How to improve your credit score

The main factors that are used to calculate your score include:
1. Payment history
2. Use of available credit
3. Length of credit history
4. Number of inquiries
5. Types of credit

1. Payment history

This is the most important factor for your credit score. It shows:

  • when you paid your bills
  • late or missed payments
  • debts you did not pay that were written off or sent to a collection agency
  • whether you have declared bankruptcy.

Your score will be damaged if you:

  • make late payments—the longer it takes you to make your payment, the worse the impact on your credit report and score will likely be
  • have accounts that are sent to a collection agency
  • declare bankruptcy
  • withhold payments due to a dispute and the lender reports your payments as late.

With certain financial products, any payments you make on time will not be counted and will not improve your credit score. However, if you miss payments and your account is sent to a collection agency, this can be included and will damage your credit score. These products include:

  • chequing and savings accounts
  • student loans
  • prepaid cards (these are not the same as secured credit cards).

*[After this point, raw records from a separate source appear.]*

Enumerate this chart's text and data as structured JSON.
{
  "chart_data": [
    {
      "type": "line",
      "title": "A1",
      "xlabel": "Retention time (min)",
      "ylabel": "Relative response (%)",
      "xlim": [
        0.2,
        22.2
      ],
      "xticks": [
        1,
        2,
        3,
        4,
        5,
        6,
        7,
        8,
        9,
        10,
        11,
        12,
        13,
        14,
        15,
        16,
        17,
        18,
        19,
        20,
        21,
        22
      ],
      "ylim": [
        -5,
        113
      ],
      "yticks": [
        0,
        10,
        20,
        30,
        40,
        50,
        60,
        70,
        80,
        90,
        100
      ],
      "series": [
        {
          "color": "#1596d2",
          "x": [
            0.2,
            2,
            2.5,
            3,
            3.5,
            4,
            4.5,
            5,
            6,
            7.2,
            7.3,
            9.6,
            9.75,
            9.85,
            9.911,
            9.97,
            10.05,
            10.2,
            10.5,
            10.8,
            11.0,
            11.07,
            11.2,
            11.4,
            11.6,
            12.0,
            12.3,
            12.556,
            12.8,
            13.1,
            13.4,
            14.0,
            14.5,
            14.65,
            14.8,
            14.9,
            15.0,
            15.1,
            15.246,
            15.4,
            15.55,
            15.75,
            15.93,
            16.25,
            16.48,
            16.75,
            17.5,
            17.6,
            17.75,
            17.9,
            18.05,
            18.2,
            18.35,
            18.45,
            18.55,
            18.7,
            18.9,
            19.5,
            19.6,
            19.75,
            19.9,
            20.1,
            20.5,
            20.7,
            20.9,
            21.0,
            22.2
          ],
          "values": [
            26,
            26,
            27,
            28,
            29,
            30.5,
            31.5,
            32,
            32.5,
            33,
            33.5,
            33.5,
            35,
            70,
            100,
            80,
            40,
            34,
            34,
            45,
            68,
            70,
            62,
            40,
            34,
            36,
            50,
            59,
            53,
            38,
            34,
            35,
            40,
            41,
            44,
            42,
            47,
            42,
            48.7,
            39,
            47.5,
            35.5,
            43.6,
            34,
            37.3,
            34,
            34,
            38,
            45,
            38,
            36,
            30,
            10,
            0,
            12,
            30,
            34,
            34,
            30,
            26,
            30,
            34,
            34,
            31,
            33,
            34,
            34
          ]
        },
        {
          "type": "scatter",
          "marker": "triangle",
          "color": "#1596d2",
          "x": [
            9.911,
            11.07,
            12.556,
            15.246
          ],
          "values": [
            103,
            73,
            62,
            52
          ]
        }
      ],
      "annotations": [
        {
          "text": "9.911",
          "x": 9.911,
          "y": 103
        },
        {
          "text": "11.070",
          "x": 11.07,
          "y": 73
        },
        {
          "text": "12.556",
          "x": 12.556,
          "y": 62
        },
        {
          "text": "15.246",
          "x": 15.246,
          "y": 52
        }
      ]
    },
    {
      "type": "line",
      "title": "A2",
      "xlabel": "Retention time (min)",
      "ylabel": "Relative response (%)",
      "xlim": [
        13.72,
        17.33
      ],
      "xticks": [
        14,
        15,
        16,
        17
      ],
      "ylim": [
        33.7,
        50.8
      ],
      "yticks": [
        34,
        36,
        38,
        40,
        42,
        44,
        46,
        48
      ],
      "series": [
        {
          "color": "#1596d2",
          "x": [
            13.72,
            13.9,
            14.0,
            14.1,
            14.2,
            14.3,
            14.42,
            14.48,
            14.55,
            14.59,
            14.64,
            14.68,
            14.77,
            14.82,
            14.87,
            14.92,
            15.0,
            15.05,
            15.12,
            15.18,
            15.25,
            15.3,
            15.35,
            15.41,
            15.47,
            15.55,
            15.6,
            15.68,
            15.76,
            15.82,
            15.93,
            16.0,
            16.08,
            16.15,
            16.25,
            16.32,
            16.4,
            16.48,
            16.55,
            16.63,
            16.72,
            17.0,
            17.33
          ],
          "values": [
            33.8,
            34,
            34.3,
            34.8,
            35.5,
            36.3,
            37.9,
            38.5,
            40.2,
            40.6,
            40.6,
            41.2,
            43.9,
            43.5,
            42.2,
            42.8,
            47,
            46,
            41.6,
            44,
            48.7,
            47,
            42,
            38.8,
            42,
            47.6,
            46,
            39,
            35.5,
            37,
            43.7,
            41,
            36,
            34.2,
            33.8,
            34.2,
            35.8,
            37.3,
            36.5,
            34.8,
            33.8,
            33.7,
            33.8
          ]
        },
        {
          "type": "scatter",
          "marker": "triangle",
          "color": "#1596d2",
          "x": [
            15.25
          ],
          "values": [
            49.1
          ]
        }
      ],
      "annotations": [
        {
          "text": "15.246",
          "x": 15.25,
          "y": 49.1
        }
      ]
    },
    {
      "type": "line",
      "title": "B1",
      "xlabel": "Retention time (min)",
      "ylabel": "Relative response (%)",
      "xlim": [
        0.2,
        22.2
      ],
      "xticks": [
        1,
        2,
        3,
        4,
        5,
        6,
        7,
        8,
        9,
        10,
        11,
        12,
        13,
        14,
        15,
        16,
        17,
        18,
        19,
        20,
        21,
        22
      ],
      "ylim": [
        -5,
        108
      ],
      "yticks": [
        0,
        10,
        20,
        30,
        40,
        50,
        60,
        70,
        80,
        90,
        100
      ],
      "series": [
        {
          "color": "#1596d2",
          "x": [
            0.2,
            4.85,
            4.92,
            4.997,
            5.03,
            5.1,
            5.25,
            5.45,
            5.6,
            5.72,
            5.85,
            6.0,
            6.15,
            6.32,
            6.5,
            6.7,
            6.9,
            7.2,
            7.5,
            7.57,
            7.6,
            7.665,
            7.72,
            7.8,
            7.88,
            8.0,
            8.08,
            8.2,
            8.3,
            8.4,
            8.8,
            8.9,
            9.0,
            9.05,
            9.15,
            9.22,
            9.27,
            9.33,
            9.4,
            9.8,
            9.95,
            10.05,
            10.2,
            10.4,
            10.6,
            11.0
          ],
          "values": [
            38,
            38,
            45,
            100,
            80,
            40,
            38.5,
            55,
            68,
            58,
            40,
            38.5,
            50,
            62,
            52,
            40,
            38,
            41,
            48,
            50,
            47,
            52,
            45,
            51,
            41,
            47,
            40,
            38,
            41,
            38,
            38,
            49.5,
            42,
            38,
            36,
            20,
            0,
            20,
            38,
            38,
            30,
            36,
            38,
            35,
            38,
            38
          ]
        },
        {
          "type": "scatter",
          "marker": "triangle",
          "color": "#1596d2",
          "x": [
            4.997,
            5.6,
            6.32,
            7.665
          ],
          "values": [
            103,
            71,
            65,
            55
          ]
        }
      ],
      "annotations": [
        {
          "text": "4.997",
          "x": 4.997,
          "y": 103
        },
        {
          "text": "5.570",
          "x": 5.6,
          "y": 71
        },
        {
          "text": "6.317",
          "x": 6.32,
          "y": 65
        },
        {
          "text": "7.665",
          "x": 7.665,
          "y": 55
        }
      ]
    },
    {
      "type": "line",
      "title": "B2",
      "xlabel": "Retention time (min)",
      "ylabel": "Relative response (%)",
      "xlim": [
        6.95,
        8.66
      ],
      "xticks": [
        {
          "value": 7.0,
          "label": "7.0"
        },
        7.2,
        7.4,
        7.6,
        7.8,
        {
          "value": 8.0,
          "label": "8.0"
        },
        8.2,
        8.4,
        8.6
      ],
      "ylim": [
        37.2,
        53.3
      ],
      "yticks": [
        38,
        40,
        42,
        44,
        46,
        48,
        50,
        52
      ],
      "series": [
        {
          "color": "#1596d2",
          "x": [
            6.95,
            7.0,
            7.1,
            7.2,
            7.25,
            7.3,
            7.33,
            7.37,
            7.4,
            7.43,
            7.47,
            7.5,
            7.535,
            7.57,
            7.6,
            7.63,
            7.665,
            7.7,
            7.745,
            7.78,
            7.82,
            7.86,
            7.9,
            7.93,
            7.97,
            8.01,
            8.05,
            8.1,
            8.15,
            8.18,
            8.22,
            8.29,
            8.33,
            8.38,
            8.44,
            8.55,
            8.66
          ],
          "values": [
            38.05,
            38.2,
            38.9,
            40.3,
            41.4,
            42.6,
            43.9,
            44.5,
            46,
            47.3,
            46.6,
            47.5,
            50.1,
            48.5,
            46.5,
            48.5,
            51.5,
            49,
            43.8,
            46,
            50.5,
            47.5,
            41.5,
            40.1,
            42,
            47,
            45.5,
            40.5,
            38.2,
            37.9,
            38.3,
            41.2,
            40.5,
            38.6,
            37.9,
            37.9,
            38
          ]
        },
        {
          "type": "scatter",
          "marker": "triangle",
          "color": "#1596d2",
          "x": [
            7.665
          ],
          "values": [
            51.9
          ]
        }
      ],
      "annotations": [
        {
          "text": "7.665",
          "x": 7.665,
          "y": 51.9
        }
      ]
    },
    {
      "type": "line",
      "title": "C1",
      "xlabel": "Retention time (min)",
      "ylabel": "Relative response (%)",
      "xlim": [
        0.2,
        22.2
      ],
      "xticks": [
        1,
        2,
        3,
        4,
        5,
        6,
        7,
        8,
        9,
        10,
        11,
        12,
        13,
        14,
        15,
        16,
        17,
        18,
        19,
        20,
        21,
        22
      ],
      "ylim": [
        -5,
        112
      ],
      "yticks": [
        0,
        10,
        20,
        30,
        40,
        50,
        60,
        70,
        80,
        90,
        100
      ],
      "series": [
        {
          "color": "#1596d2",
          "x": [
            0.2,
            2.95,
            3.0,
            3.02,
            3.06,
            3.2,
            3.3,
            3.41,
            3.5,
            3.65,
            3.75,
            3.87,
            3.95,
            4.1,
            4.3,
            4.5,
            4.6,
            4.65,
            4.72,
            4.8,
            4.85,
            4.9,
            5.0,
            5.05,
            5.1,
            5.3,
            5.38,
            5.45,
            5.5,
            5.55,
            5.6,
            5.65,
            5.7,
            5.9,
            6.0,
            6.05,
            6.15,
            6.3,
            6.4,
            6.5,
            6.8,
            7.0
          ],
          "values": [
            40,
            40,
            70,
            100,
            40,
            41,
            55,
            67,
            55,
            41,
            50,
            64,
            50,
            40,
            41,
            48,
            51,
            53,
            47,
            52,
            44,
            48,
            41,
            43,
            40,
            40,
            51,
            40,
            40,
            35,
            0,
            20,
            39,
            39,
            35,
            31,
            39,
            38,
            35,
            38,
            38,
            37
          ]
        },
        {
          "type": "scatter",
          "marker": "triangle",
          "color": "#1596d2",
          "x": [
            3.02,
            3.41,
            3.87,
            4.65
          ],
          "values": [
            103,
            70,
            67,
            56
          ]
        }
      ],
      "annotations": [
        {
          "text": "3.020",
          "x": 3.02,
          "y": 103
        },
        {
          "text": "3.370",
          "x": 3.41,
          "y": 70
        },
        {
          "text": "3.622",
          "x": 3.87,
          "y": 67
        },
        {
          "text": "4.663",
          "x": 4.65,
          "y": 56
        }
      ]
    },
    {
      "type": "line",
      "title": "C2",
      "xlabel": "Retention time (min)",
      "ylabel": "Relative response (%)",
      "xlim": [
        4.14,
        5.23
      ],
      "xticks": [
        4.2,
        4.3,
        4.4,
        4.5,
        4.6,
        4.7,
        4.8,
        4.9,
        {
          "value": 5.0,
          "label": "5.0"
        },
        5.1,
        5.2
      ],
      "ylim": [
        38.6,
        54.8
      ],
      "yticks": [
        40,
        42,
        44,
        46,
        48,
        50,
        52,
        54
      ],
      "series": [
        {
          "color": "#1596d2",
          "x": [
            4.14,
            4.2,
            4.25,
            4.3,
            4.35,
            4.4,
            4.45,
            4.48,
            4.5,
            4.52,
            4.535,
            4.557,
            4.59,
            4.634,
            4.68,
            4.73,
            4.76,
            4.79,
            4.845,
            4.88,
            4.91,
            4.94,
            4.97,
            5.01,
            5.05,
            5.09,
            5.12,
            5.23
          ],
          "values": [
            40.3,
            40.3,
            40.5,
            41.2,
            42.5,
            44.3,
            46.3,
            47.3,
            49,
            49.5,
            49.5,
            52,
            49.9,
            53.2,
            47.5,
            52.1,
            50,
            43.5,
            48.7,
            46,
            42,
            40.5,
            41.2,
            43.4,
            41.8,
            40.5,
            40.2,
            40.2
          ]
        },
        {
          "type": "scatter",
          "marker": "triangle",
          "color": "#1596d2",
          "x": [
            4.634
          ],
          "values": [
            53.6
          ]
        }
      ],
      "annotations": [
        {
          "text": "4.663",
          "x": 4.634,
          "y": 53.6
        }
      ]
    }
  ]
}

Telecommunications accounts, such as mobile phone and Internet, are exceptions. Payments you make on time as well as late payments may be considered for your credit score.

Tips to improve your credit score

Always make your payments on time. If you cannot pay the full amount, make at least the minimum payment.
If you think you will have trouble paying a bill, contact the lender right away. See if you can work out a special arrangement to repay your debt.

2. Use of available credit

This is the second most important factor. It is also called “credit utilization.”
To figure out your available credit, add up the credit limits for all your credit products, such as credit cards, lines of credit and other loans.
What counts toward your credit score is how much of your available credit you actually use, not your credit limits by themselves.
When you use a large percentage of your available credit, lenders see you as a greater risk, even if you pay your balance in full by the due date.

Tip to improve your credit score

Try to use less than 35 percent of your available credit.
For example, if you have a credit card with a limit of $5,000 and a line of credit with a limit of $10,000, your available credit is $15,000. Try not to borrow more than $5,250 at any time (35 percent of $15,000).

3. Length of credit history

The longer you have had an account open and used it, the better it is for your score.
Your credit score may be lower if:

  • you have credit accounts that are relatively new
  • you close your older accounts and your remaining credit accounts are newer—for example, if you close a credit card account and transfer the balance to a new card.

Tip to improve your credit score

Consider keeping an older account open even if you no longer need to use it, especially if there is no annual fee. Use it from time to time to keep it active.

4. Number of inquiries

When lenders and others ask a credit reporting agency for your credit report, it is recorded as an inquiry. This usually happens when you apply for credit.
It is normal and expected to seek credit every so often. But if there are too many inquiries on your credit report, lenders may be concerned. It can seem like you are desperately seeking credit or that you are trying to live beyond your means without the ability to pay back the money you want to borrow.

“Hard hits” versus “soft hits”

Inquiries that are recorded on your credit report and count toward your credit score are sometimes called “hard hits.” Anyone who views your credit report will see these inquiries. An application for a credit card is an example of a “hard hit.” Rental and employment applications may be treated as “hard hits”.
“Soft hits” are the opposite. Only you can see “soft hits.” These inquiries do not affect your credit score in any way. Examples of “soft hits” include:

  • requesting your own credit report
  • businesses asking for your credit report to update their records about an existing account you have with them. They do this to see whether you qualify for promotions,   credit limit increases and so on.

Will shopping around for a car or mortgage hurt my score?

When you are shopping around for a car or a mortgage, try to do it within a two-week period. All inquiries related to auto or mortgage loans made during this time are usually combined and treated as a single inquiry.

Tip to improve your credit score

Limit the number of times you apply for credit in a short period of time. It is a good idea to seek credit only when you really need it.

5. Types of credit

Your score may be lower if you only have one type of credit product, such as a credit card.
It is better to have a mix of different types of credit, such as a credit card, auto loan, line of credit or other loan. It can even help if you have a second but different type of credit card, such as an account with a store.

Tip to improve your credit score

Having a mix of credit products could get you more points, but don’t go overboard! Make sure you can afford to pay back any money you borrow. Otherwise, you could end up hurting your score by taking on more debt than you can handle.